Click an MCP's display name to open its detail page. The page shows three cards:

  • Overview — ID, Display Name, Transport, URL/Command, User authentication mode (HTTP only).
  • Configuration — the JSON config, Variables, Files (stdio only), and OAuth client credentials (OAuth modes only).
  • Sandbox — Resources picker and Execution logs (stdio only).

Click Edit in the toolbar above the cards to switch the page into edit mode. You can change every field inline — Display Name, auth mode (HTTP), the JSON config (URL/headers/command/args/env), Variables, Files, OAuth client credentials, and Sandbox resources. Click Save to commit; Cancel to revert.
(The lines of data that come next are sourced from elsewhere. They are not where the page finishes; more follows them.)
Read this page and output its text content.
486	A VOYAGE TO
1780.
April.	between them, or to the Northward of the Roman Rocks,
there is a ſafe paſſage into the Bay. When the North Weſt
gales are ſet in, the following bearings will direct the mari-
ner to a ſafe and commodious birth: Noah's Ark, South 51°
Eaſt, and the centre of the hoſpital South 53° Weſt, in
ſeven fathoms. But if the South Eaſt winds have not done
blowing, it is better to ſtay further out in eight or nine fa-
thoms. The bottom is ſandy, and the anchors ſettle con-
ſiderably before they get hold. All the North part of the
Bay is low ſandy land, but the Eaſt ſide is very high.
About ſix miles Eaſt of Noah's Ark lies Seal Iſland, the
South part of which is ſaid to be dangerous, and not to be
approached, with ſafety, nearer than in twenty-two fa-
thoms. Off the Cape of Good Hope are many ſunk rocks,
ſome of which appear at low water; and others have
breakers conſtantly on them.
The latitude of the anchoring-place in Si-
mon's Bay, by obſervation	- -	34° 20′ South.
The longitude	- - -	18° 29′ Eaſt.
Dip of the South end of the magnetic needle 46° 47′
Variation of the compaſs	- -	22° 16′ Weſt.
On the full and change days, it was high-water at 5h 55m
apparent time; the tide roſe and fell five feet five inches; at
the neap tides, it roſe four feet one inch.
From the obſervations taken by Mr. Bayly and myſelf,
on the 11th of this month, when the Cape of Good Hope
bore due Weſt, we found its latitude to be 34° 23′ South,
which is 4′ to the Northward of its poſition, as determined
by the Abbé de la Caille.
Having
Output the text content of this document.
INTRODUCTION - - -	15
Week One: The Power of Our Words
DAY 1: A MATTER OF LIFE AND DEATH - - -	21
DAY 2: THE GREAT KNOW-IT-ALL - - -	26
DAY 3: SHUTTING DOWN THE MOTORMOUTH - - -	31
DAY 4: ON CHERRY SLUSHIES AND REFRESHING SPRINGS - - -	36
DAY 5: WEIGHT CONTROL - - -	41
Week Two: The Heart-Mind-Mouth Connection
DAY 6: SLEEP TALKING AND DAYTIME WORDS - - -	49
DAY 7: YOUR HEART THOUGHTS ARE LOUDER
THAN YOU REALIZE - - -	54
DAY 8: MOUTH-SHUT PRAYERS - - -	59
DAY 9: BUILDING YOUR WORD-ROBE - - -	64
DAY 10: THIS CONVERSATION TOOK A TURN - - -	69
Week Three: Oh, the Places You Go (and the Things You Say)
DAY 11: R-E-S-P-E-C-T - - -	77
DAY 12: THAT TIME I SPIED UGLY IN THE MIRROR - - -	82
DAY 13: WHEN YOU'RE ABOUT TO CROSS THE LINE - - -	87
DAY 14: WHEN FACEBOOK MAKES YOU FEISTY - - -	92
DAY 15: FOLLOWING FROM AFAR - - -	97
Saving a configuration change does not auto-disconnect the running session. A Configuration changed banner appears at the top of the page; the new config takes effect on the next reconnect (HTTP) or start (stdio).

Execution logs (stdio only)

The Sandbox card has an Execution logs disclosure that streams the wrapped MCP's stderr in real time. Useful for debugging command failures, missing dependencies, or auth errors during init. Logs reset on every Start / Reconnect click.

Removing an MCP

In the list, click the trash icon at the end of the row, then confirm. From the detail page, click Edit to enter edit mode — a Remove button appears at the bottom of the edit area.

Removing an MCP:

  • Disconnects (or stops) it
  • Deletes its config (URL/command/args/env)
  • Deletes its Variables and Files
  • Removes its tools from your team's gateway view
  • Drops any per-tool overrides or argument constraints attached to it (in roles)

This is irreversible — re-add the MCP if you change your mind.